In this course you have been introduced to many types of landscapes, both natural and built, and the interactions between humans and those landscapes. As you have learned, the relationship is such that each impacts and shapes the other. This writing assignment will challenge you to use the knowledge you have about learned about those interactions and interpret a human landscape as a geographer would – sometimes called “reading the landscape.”
Though you will be given some information to work with, you must also think critically about this landscape. You will consider what is happening on the landscape and why? How are people using their environment and, in turn, how are their actions shaped by it? What global forces are at play?
You will need the latest version (at least version 5) of Google Earth™ installed on your computer.
A side note:
If you have difficulty installing Google Earth™ on your computer and you have access to a campus computer (at State’s main campus), all computers in the Geography Lab (Room 201) and all general-use campus computers (for example, in the library or union) have Google Earth™ already installed on them.
Once installed, launch Google Earth™ and in the “Layers” menu, open the “Global Awareness” layer (that is, click on the + next to “Global Awareness”). You will notice a list of international organizations whose aim is to promote public awareness about global issues. For this assignment, you will be using the “The Earth from Above with GoodPlanet” layer, so check the box next to it and then double-click on that layer (see image below).

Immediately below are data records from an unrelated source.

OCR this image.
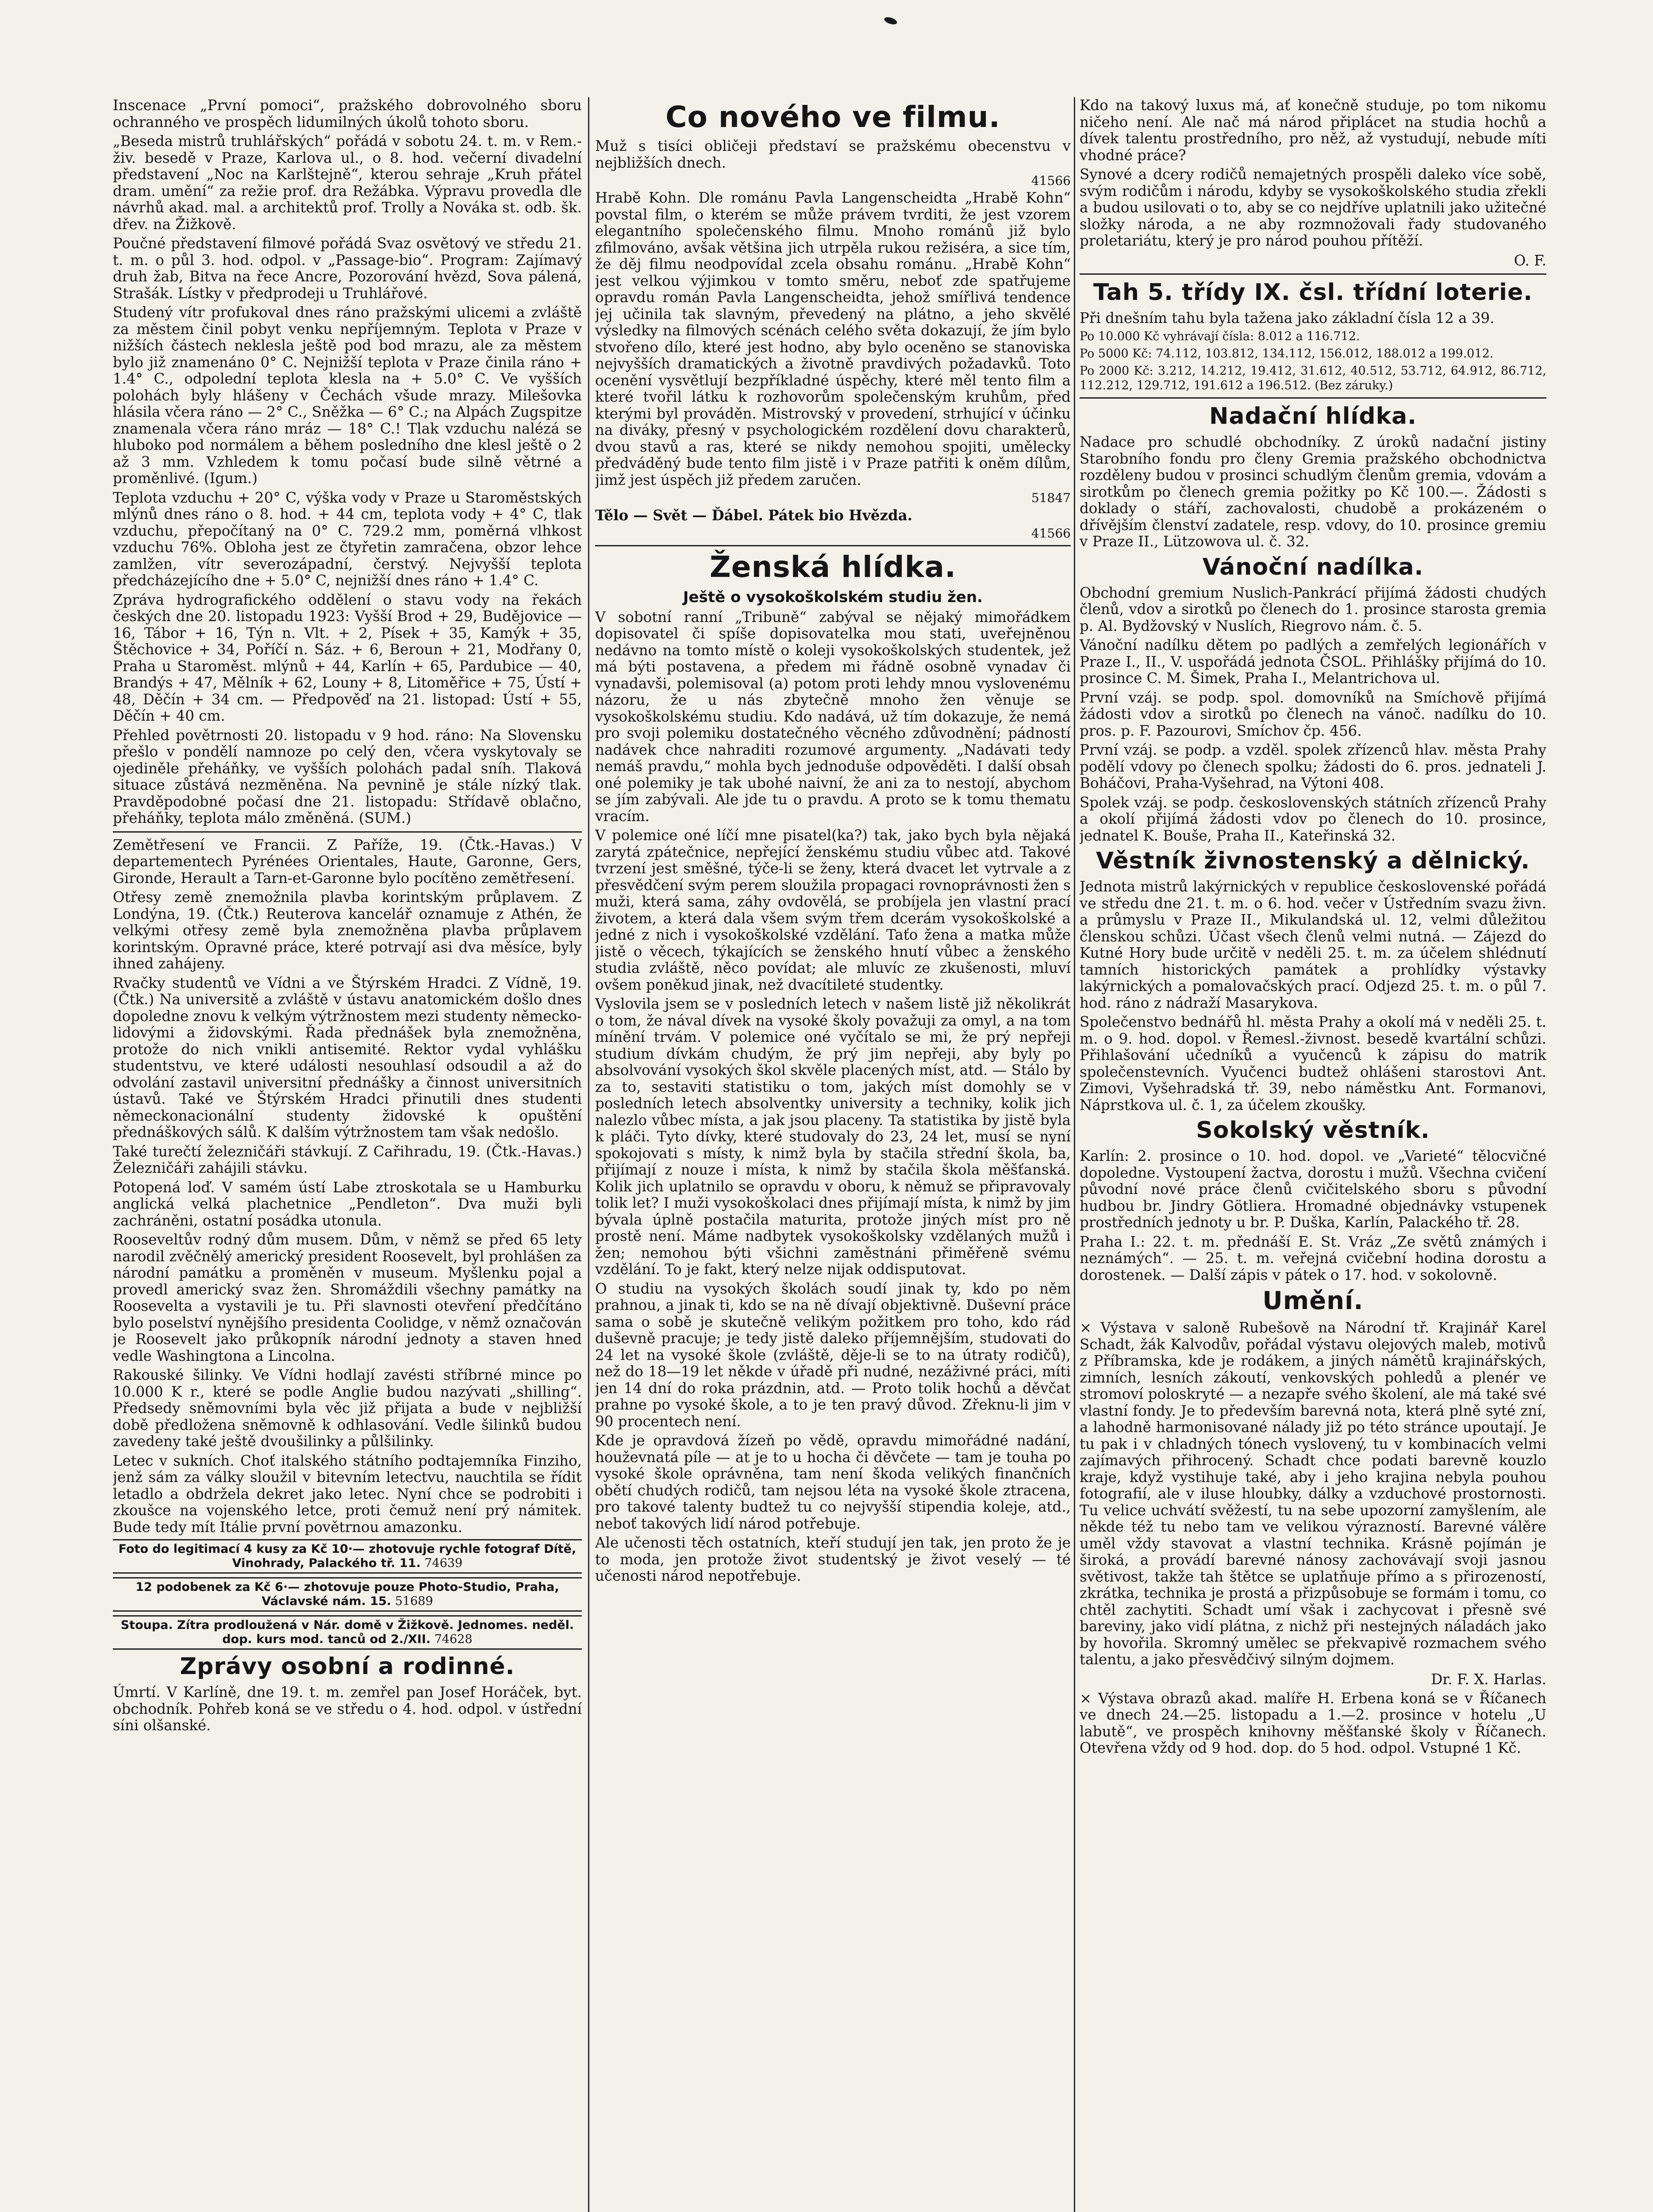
Inscenace „První pomoci“, pražského dobrovolného sboru ochranného ve prospěch lidumilných úkolů tohoto sboru.

„Beseda mistrů truhlářských“ pořádá v sobotu 24. t. m. v Rem.-živ. besedě v Praze, Karlova ul., o 8. hod. večerní divadelní představení „Noc na Karlštejně“, kterou sehraje „Kruh přátel dram. umění“ za režie prof. dra Režábka. Výpravu provedla dle návrhů akad. mal. a architektů prof. Trolly a Nováka st. odb. šk. dřev. na Žižkově.

Poučné představení filmové pořádá Svaz osvětový ve středu 21. t. m. o půl 3. hod. odpol. v „Passage-bio“. Program: Zajímavý druh žab, Bitva na řece Ancre, Pozorování hvězd, Sova pálená, Strašák. Lístky v předprodeji u Truhlářové.

Studený vítr profukoval dnes ráno pražskými ulicemi a zvláště za městem činil pobyt venku nepříjemným. Teplota v Praze v nižších částech neklesla ještě pod bod mrazu, ale za městem bylo již znamenáno 0° C. Nejnižší teplota v Praze činila ráno + 1.4° C., odpolední teplota klesla na + 5.0° C. Ve vyšších polohách byly hlášeny v Čechách všude mrazy. Milešovka hlásila včera ráno — 2° C., Sněžka — 6° C.; na Alpách Zugspitze znamenala včera ráno mráz — 18° C.! Tlak vzduchu nalézá se hluboko pod normálem a během posledního dne klesl ještě o 2 až 3 mm. Vzhledem k tomu počasí bude silně větrné a proměnlivé. (Igum.)

Teplota vzduchu + 20° C, výška vody v Praze u Staroměstských mlýnů dnes ráno o 8. hod. + 44 cm, teplota vody + 4° C, tlak vzduchu, přepočítaný na 0° C. 729.2 mm, poměrná vlhkost vzduchu 76%. Obloha jest ze čtyřetin zamračena, obzor lehce zamlžen, vítr severozápadní, čerstvý. Nejvyšší teplota předcházejícího dne + 5.0° C, nejnižší dnes ráno + 1.4° C.

Zpráva hydrografického oddělení o stavu vody na řekách českých dne 20. listopadu 1923: Vyšší Brod + 29, Budějovice — 16, Tábor + 16, Týn n. Vlt. + 2, Písek + 35, Kamýk + 35, Štěchovice + 34, Poříčí n. Sáz. + 6, Beroun + 21, Modřany 0, Praha u Staroměst. mlýnů + 44, Karlín + 65, Pardubice — 40, Brandýs + 47, Mělník + 62, Louny + 8, Litoměřice + 75, Ústí + 48, Děčín + 34 cm. — Předpověď na 21. listopad: Ústí + 55, Děčín + 40 cm.

Přehled povětrnosti 20. listopadu v 9 hod. ráno: Na Slovensku přešlo v pondělí namnoze po celý den, včera vyskytovaly se ojediněle přeháňky, ve vyšších polohách padal sníh. Tlaková situace zůstává nezměněna. Na pevnině je stále nízký tlak. Pravděpodobné počasí dne 21. listopadu: Střídavě oblačno, přeháňky, teplota málo změněná. (SUM.)

Zemětřesení ve Francii. Z Paříže, 19. (Čtk.-Havas.) V departementech Pyrénées Orientales, Haute, Garonne, Gers, Gironde, Herault a Tarn-et-Garonne bylo pocítěno zemětřesení.

Otřesy země znemožnila plavba korintským průplavem. Z Londýna, 19. (Čtk.) Reuterova kancelář oznamuje z Athén, že velkými otřesy země byla znemožněna plavba průplavem korintským. Opravné práce, které potrvají asi dva měsíce, byly ihned zahájeny.

Rvačky studentů ve Vídni a ve Štýrském Hradci. Z Vídně, 19. (Čtk.) Na universitě a zvláště v ústavu anatomickém došlo dnes dopoledne znovu k velkým výtržnostem mezi studenty německo-lidovými a židovskými. Řada přednášek byla znemožněna, protože do nich vnikli antisemité. Rektor vydal vyhlášku studentstvu, ve které události nesouhlasí odsoudil a až do odvolání zastavil universitní přednášky a činnost universitních ústavů. Také ve Štýrském Hradci přinutili dnes studenti německonacionální studenty židovské k opuštění přednáškových sálů. K dalším výtržnostem tam však nedošlo.

Také turečtí železničáři stávkují. Z Cařihradu, 19. (Čtk.-Havas.) Železničáři zahájili stávku.

Potopená loď. V samém ústí Labe ztroskotala se u Hamburku anglická velká plachetnice „Pendleton“. Dva muži byli zachráněni, ostatní posádka utonula.

Rooseveltův rodný dům musem. Dům, v němž se před 65 lety narodil zvěčnělý americký president Roosevelt, byl prohlášen za národní památku a proměněn v museum. Myšlenku pojal a provedl americký svaz žen. Shromáždili všechny památky na Roosevelta a vystavili je tu. Při slavnosti otevření předčítáno bylo poselství nynějšího presidenta Coolidge, v němž označován je Roosevelt jako průkopník národní jednoty a staven hned vedle Washingtona a Lincolna.

Rakouské šilinky. Ve Vídni hodlají zavésti stříbrné mince po 10.000 K r., které se podle Anglie budou nazývati „shilling“. Předsedy sněmovními byla věc již přijata a bude v nejbližší době předložena sněmovně k odhlasování. Vedle šilinků budou zavedeny také ještě dvoušilinky a půlšilinky.

Letec v sukních. Choť italského státního podtajemníka Finziho, jenž sám za války sloužil v bitevním letectvu, nauchtila se řídit letadlo a obdržela dekret jako letec. Nyní chce se podrobiti i zkoušce na vojenského letce, proti čemuž není prý námitek. Bude tedy mít Itálie první povětrnou amazonku.

Foto do legitimací 4 kusy za Kč 10·— zhotovuje rychle fotograf Dítě, Vinohrady, Palackého tř. 11. 74639
12 podobenek za Kč 6·— zhotovuje pouze Photo-Studio, Praha, Václavské nám. 15. 51689
Stoupa. Zítra prodloužená v Nár. domě v Žižkově. Jednomes. neděl. dop. kurs mod. tanců od 2./XII. 74628
Zprávy osobní a rodinné.

Úmrtí. V Karlíně, dne 19. t. m. zemřel pan Josef Horáček, byt. obchodník. Pohřeb koná se ve středu o 4. hod. odpol. v ústřední síni olšanské.

Co nového ve filmu.

Muž s tisíci obličeji představí se pražskému obecenstvu v nejbližších dnech.

41566

Hrabě Kohn. Dle románu Pavla Langenscheidta „Hrabě Kohn“ povstal film, o kterém se může právem tvrditi, že jest vzorem elegantního společenského filmu. Mnoho románů již bylo zfilmováno, avšak většina jich utrpěla rukou režiséra, a sice tím, že děj filmu neodpovídal zcela obsahu románu. „Hrabě Kohn“ jest velkou výjimkou v tomto směru, neboť zde spatřujeme opravdu román Pavla Langenscheidta, jehož smířlivá tendence jej učinila tak slavným, převedený na plátno, a jeho skvělé výsledky na filmových scénách celého světa dokazují, že jím bylo stvořeno dílo, které jest hodno, aby bylo oceněno se stanoviska nejvyšších dramatických a životně pravdivých požadavků. Toto ocenění vysvětlují bezpříkladné úspěchy, které měl tento film a které tvořil látku k rozhovorům společenským kruhům, před kterými byl prováděn. Mistrovský v provedení, strhující v účinku na diváky, přesný v psychologickém rozdělení dovu charakterů, dvou stavů a ras, které se nikdy nemohou spojiti, umělecky předváděný bude tento film jistě i v Praze patřiti k oněm dílům, jimž jest úspěch již předem zaručen.

51847

Tělo — Svět — Ďábel. Pátek bio Hvězda.

41566
Ženská hlídka.
Ještě o vysokoškolském studiu žen.

V sobotní ranní „Tribuně“ zabýval se nějaký mimořádkem dopisovatel či spíše dopisovatelka mou stati, uveřejněnou nedávno na tomto místě o koleji vysokoškolských studentek, jež má býti postavena, a předem mi řádně osobně vynadav či vynadavši, polemisoval (a) potom proti lehdy mnou vyslovenému názoru, že u nás zbytečně mnoho žen věnuje se vysokoškolskému studiu. Kdo nadává, už tím dokazuje, že nemá pro svoji polemiku dostatečného věcného zdůvodnění; pádností nadávek chce nahraditi rozumové argumenty. „Nadávati tedy nemáš pravdu,“ mohla bych jednoduše odpověděti. I další obsah oné polemiky je tak ubohé naivní, že ani za to nestojí, abychom se jím zabývali. Ale jde tu o pravdu. A proto se k tomu thematu vracím.

V polemice oné líčí mne pisatel(ka?) tak, jako bych byla nějaká zarytá zpátečnice, nepřející ženskému studiu vůbec atd. Takové tvrzení jest směšné, týče-li se ženy, která dvacet let vytrvale a z přesvědčení svým perem sloužila propagaci rovnoprávnosti žen s muži, která sama, záhy ovdovělá, se probíjela jen vlastní prací životem, a která dala všem svým třem dcerám vysokoškolské a jedné z nich i vysokoškolské vzdělání. Taťo žena a matka může jistě o věcech, týkajících se ženského hnutí vůbec a ženského studia zvláště, něco povídat; ale mluvíc ze zkušenosti, mluví ovšem poněkud jinak, než dvacítileté studentky.

Vyslovila jsem se v posledních letech v našem listě již několikrát o tom, že nával dívek na vysoké školy považuji za omyl, a na tom mínění trvám. V polemice oné vyčítalo se mi, že prý nepřeji studium dívkám chudým, že prý jim nepřeji, aby byly po absolvování vysokých škol skvěle placených míst, atd. — Stálo by za to, sestaviti statistiku o tom, jakých míst domohly se v posledních letech absolventky university a techniky, kolik jich nalezlo vůbec místa, a jak jsou placeny. Ta statistika by jistě byla k pláči. Tyto dívky, které studovaly do 23, 24 let, musí se nyní spokojovati s místy, k nimž byla by stačila střední škola, ba, přijímají z nouze i místa, k nimž by stačila škola měšťanská. Kolik jich uplatnilo se opravdu v oboru, k němuž se připravovaly tolik let? I muži vysokoškolaci dnes přijímají místa, k nimž by jim bývala úplně postačila maturita, protože jiných míst pro ně prostě není. Máme nadbytek vysokoškolsky vzdělaných mužů i žen; nemohou býti všichni zaměstnáni přiměřeně svému vzdělání. To je fakt, který nelze nijak oddisputovat.

O studiu na vysokých školách soudí jinak ty, kdo po něm prahnou, a jinak ti, kdo se na ně dívají objektivně. Duševní práce sama o sobě je skutečně velikým požitkem pro toho, kdo rád duševně pracuje; je tedy jistě daleko příjemnějším, studovati do 24 let na vysoké škole (zvláště, děje-li se to na útraty rodičů), než do 18—19 let někde v úřadě při nudné, nezáživné práci, míti jen 14 dní do roka prázdnin, atd. — Proto tolik hochů a děvčat prahne po vysoké škole, a to je ten pravý důvod. Zřeknu-li jim v 90 procentech není.

Kde je opravdová žízeň po vědě, opravdu mimořádné nadání, houževnatá píle — at je to u hocha či děvčete — tam je touha po vysoké škole oprávněna, tam není škoda velikých finančních obětí chudých rodičů, tam nejsou léta na vysoké škole ztracena, pro takové talenty budtež tu co nejvyšší stipendia koleje, atd., neboť takových lidí národ potřebuje.

Ale učenosti těch ostatních, kteří studují jen tak, jen proto že je to moda, jen protože život studentský je život veselý — té učenosti národ nepotřebuje.

Kdo na takový luxus má, ať konečně studuje, po tom nikomu ničeho není. Ale nač má národ připlácet na studia hochů a dívek talentu prostředního, pro něž, až vystudují, nebude míti vhodné práce?

Synové a dcery rodičů nemajetných prospěli daleko více sobě, svým rodičům i národu, kdyby se vysokoškolského studia zřekli a budou usilovati o to, aby se co nejdříve uplatnili jako užitečné složky národa, a ne aby rozmnožovali řady studovaného proletariátu, který je pro národ pouhou přítěží.

O. F.
Tah 5. třídy IX. čsl. třídní loterie.

Při dnešním tahu byla tažena jako základní čísla 12 a 39.

Po 10.000 Kč vyhrávají čísla: 8.012 a 116.712.

Po 5000 Kč: 74.112, 103.812, 134.112, 156.012, 188.012 a 199.012.

Po 2000 Kč: 3.212, 14.212, 19.412, 31.612, 40.512, 53.712, 64.912, 86.712, 112.212, 129.712, 191.612 a 196.512. (Bez záruky.)

Nadační hlídka.

Nadace pro schudlé obchodníky. Z úroků nadační jistiny Starobního fondu pro členy Gremia pražského obchodnictva rozděleny budou v prosinci schudlým členům gremia, vdovám a sirotkům po členech gremia požitky po Kč 100.—. Žádosti s doklady o stáří, zachovalosti, chudobě a prokázeném o dřívějším členství zadatele, resp. vdovy, do 10. prosince gremiu v Praze II., Lützowova ul. č. 32.

Vánoční nadílka.

Obchodní gremium Nuslich-Pankrácí přijímá žádosti chudých členů, vdov a sirotků po členech do 1. prosince starosta gremia p. Al. Bydžovský v Nuslích, Riegrovo nám. č. 5.

Vánoční nadílku dětem po padlých a zemřelých legionářích v Praze I., II., V. uspořádá jednota ČSOL. Přihlášky přijímá do 10. prosince C. M. Šimek, Praha I., Melantrichova ul.

První vzáj. se podp. spol. domovníků na Smíchově přijímá žádosti vdov a sirotků po členech na vánoč. nadílku do 10. pros. p. F. Pazourovi, Smíchov čp. 456.

První vzáj. se podp. a vzděl. spolek zřízenců hlav. města Prahy podělí vdovy po členech spolku; žádosti do 6. pros. jednateli J. Boháčovi, Praha-Vyšehrad, na Výtoni 408.

Spolek vzáj. se podp. československých státních zřízenců Prahy a okolí přijímá žádosti vdov po členech do 10. prosince, jednatel K. Bouše, Praha II., Kateřinská 32.

Věstník živnostenský a dělnický.

Jednota mistrů lakýrnických v republice československé pořádá ve středu dne 21. t. m. o 6. hod. večer v Ústředním svazu živn. a průmyslu v Praze II., Mikulandská ul. 12, velmi důležitou členskou schůzi. Účast všech členů velmi nutná. — Zájezd do Kutné Hory bude určitě v neděli 25. t. m. za účelem shlédnutí tamních historických památek a prohlídky výstavky lakýrnických a pomalovačských prací. Odjezd 25. t. m. o půl 7. hod. ráno z nádraží Masarykova.

Společenstvo bednářů hl. města Prahy a okolí má v neděli 25. t. m. o 9. hod. dopol. v Řemesl.-živnost. besedě kvartální schůzi. Přihlašování učedníků a vyučenců k zápisu do matrik společenstevních. Vyučenci budtež ohlášeni starostovi Ant. Zimovi, Vyšehradská tř. 39, nebo náměstku Ant. Formanovi, Náprstkova ul. č. 1, za účelem zkoušky.

Sokolský věstník.

Karlín: 2. prosince o 10. hod. dopol. ve „Varieté“ tělocvičné dopoledne. Vystoupení žactva, dorostu i mužů. Všechna cvičení původní nové práce členů cvičitelského sboru s původní hudbou br. Jindry Götliera. Hromadné objednávky vstupenek prostředních jednoty u br. P. Duška, Karlín, Palackého tř. 28.

Praha I.: 22. t. m. přednáší E. St. Vráz „Ze světů známých i neznámých“. — 25. t. m. veřejná cvičební hodina dorostu a dorostenek. — Další zápis v pátek o 17. hod. v sokolovně.

Umění.

× Výstava v saloně Rubešově na Národní tř. Krajinář Karel Schadt, žák Kalvodův, pořádal výstavu olejových maleb, motivů z Příbramska, kde je rodákem, a jiných námětů krajinářských, zimních, lesních zákoutí, venkovských pohledů a plenér ve stromoví poloskryté — a nezapře svého školení, ale má také své vlastní fondy. Je to především barevná nota, která plně syté zní, a lahodně harmonisované nálady již po této stránce upoutají. Je tu pak i v chladných tónech vyslovený, tu v kombinacích velmi zajímavých přihrocený. Schadt chce podati barevně kouzlo kraje, když vystihuje také, aby i jeho krajina nebyla pouhou fotografií, ale v iluse hloubky, dálky a vzduchové prostornosti. Tu velice uchvátí svěžestí, tu na sebe upozorní zamyšlením, ale někde též tu nebo tam ve velikou výrazností. Barevné válěre uměl vždy stavovat a vlastní technika. Krásně pojímán je široká, a provádí barevné nánosy zachovávají svoji jasnou světivost, takže tah štětce se uplatňuje přímo a s přirozeností, zkrátka, technika je prostá a přizpůsobuje se formám i tomu, co chtěl zachytiti. Schadt umí však i zachycovat i přesně své bareviny, jako vidí plátna, z nichž při nestejných náladách jako by hovořila. Skromný umělec se překvapivě rozmachem svého talentu, a jako přesvědčivý silným dojmem.

Dr. F. X. Harlas.

× Výstava obrazů akad. malíře H. Erbena koná se v Říčanech ve dnech 24.—25. listopadu a 1.—2. prosince v hotelu „U labutě“, ve prospěch knihovny měšťanské školy v Říčanech. Otevřena vždy od 9 hod. dop. do 5 hod. odpol. Vstupné 1 Kč.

The Layers panel in Google Earth™.
Google Earth™ will fly you to North Africa, where you should see many icons (an aerial photograph of crops in the shape of a heart, see image below) across the map. Each icon represents the location of a photograph taken by Yann Arthus-Bertrand for his project “Earth from Above,” which encompasses over 500,000 aerial photos of the human landscape from 100 countries. Click on an “Earth from Above” icon in Google Earth™ to view the photograph and read about the photo subject and location (in the caption beneath the photo). Double-click on the icon to zoom into the satellite image on the Google Earth™ map to explore the photograph’s surroundings. You can add other layers to learn more about the area.
The Google Earth™ map with the “Earth from Above” layer turned on. Each heart icon marks the location of an aerial photograph taken by Yann Arthus-Bertrand.
For this assignment you are asked to choose one of the “Earth from Above” photographs, so that you can interpret and discuss it as a geographer would and think critically about the information provided by the Google Earth™ layer about the photo location.
First, you will need to choose one of “The Earth from Above with GoodPlanet” photographs from either the continent of Asia or South America. This photo can be located in any country of Asia or South America, in any location there is a photograph. You are strongly encouraged to look at many images – consider photographs from countries such as Colombia, Paraguay, India, Bangladesh, and so on- before deciding on one.
Include the following in your response:
1. The photograph’s title. Be sure to state the photo’s location (that is, town, country) if the title does not include this information.
2. The latitude and longitude coordinates and elevation of the photograph’s location.
3. A summary of both the natural and human landscapes shown in the photograph. In other words, describe with an adequate amount of detail what the photograph is showing or capturing.
4. A discussion of the human-environment interaction(s) captured in the photograph.
How are people using the land?
Why are they using the land in this way?
Are there environmental limiting-factors, social/cultural factors, economic factors, et cetera, influencing the use of land at this location?
Refer to concepts you have learned about in this course to explain your answers. Also, be sure to use not only your perspective as a global citizen (that is, someone not from that country or region), but also a local perspective. In that same regard, you should include why the two perspectives might differ from one another.
5. Lastly, consider the information you are given about the photo. There is a subject and location in the caption provided below the photo and also a comment (often linked with an associated website) above the photo. Briefly state whether or not you used this information when writing your paper and why. Then, address the possible motivations of the photo author, Yann Arthus-Bertrand, and the GoodPlanet Foundation (chaired by Arthus-Bertrand) to provide the information that they do.
It may be obvious at this point, but not all of the “Earth from Above” photographs will work for this assignment. Some photographs will work far better than others. Choose a photograph that allows you to address all of the questions in #4 above. Take your time in selecting a photo; there are plenty to choose from.
Also, you may want to do a little outside research on the location of your photograph. Remember to cite any sources you use in the construction of your response.
Technicalities:Crafting a short, concise response is often harder than a long response! Responses should be kept between 600-800 words. At the very beginning of your response, please type your word count in parentheses, for example: (Word count: 699).
Be sure to use correct spelling, punctuation, grammar, and fully answer the question to gain maximum points on this assignment. These assignments are worth 20 points each and will be graded based on how well you answer the question (see the associated grading rubric in the Writing Assignment folder) and meet the criteria provided for you on the grading rubric. Writing quality, however, is very important and will weigh significantly in determining your grade.